While this system is undeniably effective, with the Canadiens 9 games over the .500 mark for the first time in what seems like years, it’s extremely hard on the players physically. So even though the team has become much better at executing this system, as shown by their record, increased shots on goal, decrease shots against, and going from a negative even strength team (22nd in the league last season) to a positive one (13th in the league this season), the offense overall hasn’t improved.

It’s common sense that defense is harder to play physically than offense, anyone who’s played any team sport can tell you that. Focusing so much on the defensive side of the puck is very tiring, even for millionaire athletes who everyone (especially in Montreal) seems to think should be infallible paramours of perfection, bringing out Lord Stanley every year no matter who the competition is. My theory on the lack of offense from the Montreal Canadiens is simply that due to more focus on defense, when our players do end up creating scoring chances, which they do often, the players are on average more likely to be more tired than those from other teams that play easier systems, and therefore more likely to make a mistake, or choose the wrong course of action.

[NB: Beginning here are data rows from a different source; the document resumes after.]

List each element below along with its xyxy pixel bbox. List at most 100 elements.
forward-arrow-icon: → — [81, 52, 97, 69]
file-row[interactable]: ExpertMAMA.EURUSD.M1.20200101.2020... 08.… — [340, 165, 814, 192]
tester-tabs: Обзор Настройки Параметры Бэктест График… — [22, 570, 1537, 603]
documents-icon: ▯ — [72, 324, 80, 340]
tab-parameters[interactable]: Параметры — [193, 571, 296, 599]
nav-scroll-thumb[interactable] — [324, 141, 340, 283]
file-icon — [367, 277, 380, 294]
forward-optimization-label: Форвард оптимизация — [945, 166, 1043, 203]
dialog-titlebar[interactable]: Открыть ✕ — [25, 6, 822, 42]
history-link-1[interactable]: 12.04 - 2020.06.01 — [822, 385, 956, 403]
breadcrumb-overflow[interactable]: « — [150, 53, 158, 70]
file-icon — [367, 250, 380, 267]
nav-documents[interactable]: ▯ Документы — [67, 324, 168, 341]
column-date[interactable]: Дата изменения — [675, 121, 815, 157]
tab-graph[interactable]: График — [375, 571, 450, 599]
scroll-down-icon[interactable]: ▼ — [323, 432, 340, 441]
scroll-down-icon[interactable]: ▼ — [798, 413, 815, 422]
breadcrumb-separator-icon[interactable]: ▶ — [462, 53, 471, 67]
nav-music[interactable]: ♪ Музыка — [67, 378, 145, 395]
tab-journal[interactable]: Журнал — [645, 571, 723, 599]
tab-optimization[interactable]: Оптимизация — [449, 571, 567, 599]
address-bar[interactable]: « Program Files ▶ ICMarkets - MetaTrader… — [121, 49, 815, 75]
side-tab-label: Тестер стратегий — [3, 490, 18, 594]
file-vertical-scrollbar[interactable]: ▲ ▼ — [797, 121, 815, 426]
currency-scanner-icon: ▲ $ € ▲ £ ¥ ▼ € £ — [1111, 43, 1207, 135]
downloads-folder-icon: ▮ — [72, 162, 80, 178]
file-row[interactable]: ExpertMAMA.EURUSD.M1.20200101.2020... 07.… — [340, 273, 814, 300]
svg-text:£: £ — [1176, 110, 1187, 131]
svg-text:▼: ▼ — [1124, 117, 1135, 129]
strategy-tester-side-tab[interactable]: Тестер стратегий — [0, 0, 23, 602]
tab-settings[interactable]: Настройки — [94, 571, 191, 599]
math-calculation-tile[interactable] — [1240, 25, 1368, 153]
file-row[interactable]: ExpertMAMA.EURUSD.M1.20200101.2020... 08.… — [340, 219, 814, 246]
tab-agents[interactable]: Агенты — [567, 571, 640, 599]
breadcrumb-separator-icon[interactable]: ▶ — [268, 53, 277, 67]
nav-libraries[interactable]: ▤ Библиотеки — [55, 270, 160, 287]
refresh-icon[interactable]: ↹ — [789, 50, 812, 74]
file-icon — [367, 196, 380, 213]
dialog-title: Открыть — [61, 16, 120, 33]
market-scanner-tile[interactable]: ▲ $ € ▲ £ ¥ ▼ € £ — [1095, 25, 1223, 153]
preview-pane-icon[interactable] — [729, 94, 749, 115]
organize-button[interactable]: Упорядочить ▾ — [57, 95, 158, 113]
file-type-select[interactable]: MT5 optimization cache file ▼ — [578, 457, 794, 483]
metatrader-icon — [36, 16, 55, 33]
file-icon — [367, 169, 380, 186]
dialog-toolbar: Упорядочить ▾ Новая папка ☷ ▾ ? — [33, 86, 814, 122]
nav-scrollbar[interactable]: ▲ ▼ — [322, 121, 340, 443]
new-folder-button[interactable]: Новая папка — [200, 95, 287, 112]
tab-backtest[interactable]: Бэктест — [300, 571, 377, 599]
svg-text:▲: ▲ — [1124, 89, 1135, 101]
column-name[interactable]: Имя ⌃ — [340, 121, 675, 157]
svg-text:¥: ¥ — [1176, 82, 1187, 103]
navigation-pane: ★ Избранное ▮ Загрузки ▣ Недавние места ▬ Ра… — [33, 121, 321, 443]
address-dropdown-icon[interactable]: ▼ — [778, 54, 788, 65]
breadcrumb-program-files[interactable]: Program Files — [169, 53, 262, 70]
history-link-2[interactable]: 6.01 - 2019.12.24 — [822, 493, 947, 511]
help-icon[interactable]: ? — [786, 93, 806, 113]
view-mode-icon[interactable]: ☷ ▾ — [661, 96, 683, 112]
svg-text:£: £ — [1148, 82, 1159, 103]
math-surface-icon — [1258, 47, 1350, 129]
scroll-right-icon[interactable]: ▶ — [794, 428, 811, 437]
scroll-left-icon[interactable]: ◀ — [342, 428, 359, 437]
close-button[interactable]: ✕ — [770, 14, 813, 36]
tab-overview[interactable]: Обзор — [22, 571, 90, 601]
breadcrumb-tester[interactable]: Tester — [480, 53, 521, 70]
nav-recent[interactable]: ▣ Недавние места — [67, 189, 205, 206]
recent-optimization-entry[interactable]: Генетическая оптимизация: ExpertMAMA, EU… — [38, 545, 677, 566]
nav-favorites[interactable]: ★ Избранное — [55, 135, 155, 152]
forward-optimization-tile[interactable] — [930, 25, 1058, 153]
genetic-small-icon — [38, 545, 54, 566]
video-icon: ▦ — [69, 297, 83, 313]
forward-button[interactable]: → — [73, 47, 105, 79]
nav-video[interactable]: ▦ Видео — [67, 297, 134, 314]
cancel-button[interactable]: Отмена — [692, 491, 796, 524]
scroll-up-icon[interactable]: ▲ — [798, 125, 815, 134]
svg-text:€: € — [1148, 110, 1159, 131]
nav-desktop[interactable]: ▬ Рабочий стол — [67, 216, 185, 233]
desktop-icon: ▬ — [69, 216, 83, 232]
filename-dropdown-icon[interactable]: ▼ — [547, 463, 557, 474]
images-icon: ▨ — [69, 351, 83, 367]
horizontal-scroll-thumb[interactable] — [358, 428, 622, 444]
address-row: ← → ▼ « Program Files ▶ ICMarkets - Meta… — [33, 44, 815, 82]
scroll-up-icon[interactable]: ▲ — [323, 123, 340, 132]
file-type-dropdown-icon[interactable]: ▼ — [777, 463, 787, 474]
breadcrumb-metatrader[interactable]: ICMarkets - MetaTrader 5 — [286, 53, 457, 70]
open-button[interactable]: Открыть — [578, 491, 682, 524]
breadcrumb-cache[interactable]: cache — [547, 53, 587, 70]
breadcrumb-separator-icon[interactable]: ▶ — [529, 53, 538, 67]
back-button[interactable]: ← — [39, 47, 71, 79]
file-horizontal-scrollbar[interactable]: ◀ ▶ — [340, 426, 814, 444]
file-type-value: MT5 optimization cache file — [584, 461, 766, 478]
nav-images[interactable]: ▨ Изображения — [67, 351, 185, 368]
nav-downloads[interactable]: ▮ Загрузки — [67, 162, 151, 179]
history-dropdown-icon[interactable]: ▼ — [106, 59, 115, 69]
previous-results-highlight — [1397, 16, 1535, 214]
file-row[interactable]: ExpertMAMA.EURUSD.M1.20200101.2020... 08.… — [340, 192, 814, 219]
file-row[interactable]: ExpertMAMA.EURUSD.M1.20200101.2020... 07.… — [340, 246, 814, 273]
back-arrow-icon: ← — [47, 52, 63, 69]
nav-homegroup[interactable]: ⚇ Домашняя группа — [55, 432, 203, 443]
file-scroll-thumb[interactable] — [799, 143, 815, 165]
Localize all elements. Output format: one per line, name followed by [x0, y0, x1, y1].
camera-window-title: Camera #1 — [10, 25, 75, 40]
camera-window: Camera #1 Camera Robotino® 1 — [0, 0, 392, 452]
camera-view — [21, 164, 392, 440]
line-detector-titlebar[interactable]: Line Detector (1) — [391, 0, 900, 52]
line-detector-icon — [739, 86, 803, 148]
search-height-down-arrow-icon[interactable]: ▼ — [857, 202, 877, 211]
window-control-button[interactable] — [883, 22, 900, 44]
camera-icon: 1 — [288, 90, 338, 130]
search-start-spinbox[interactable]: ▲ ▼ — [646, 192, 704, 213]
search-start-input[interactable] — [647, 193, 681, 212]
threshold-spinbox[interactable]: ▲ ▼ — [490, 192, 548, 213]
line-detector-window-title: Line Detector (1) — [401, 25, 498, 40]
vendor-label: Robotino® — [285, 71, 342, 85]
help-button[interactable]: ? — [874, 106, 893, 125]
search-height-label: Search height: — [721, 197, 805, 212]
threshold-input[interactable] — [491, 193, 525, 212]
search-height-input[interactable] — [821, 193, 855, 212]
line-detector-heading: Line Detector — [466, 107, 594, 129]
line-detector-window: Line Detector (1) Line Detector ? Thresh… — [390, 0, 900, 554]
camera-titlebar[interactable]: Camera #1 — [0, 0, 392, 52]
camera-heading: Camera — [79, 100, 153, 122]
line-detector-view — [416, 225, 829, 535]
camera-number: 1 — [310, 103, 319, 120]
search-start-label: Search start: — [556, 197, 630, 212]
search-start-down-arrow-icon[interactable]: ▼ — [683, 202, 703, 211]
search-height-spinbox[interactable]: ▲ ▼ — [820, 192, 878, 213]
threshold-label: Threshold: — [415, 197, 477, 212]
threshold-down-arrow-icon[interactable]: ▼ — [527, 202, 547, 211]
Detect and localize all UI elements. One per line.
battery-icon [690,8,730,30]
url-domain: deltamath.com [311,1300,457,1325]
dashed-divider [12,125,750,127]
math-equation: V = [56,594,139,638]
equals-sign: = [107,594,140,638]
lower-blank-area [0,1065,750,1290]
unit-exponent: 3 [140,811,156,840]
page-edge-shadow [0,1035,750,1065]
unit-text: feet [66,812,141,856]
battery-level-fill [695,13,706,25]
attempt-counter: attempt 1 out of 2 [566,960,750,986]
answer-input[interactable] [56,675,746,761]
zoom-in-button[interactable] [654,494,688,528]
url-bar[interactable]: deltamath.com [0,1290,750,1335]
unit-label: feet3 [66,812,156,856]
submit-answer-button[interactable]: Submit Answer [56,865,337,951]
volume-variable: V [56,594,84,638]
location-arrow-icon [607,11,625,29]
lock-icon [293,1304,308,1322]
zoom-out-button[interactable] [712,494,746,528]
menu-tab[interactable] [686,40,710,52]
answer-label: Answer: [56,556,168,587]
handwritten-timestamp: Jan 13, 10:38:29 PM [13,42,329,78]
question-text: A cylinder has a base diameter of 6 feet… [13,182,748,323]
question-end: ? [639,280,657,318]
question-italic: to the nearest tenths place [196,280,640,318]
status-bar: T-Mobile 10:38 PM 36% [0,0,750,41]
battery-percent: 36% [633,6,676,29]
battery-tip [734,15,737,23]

This theory is easily tested by anyone, try a skill testing activity, be it physical or mental, while well rested. Then work yourself to exhaustion and try it again. When did you perform better? It’s also telling that after 3 straight disappointing exits from the postseason, the Washington Capitals‘ offensive numbers have also taken a big hit, as their team begins to focus more on defense.

The idea that the team is bereft of talent is becoming the easy way for a lazy journalist in Montreal to pump out an article that’s guaranteed to get some hits. It’s really no different than fans on a forum posting trade suggestions as armchair General Managers. Are the Montreal Canadiens as talented as the Philadelphia Flyers or Detroit Red Wings? No, but those are 2 teams in a 30 team league, who’ve been elite in that category for 2 decades. Montreal is certainly not an elite team in the NHL, but they are a competitive team. Players like Cammalleri, Plekanec and Gomez all have 70-80 point potential, while Gionta, Kostitsyn, Pouliot and Pacioretty could all well fall in the 40-60 point range in a good season, or on an offensive minded team. Markov being out is a huge hit offensively, but Wisnewski and Subban are both budding offensive studs from the back end, so there is talent there too.

There’s likely no player available in a trade right now in the NHL that would magically turn the Canadiens into an offensive juggernaut like many like to dream about. For now, commitment to defense and the roster we have is yielding very impressive results, despite the absence of our best offensive defenseman, and our best defensive defenseman. Considering neither will be back this season, I personally don’t see the point in making a trade to bolster the team that ends up sacrificing assets for a rental.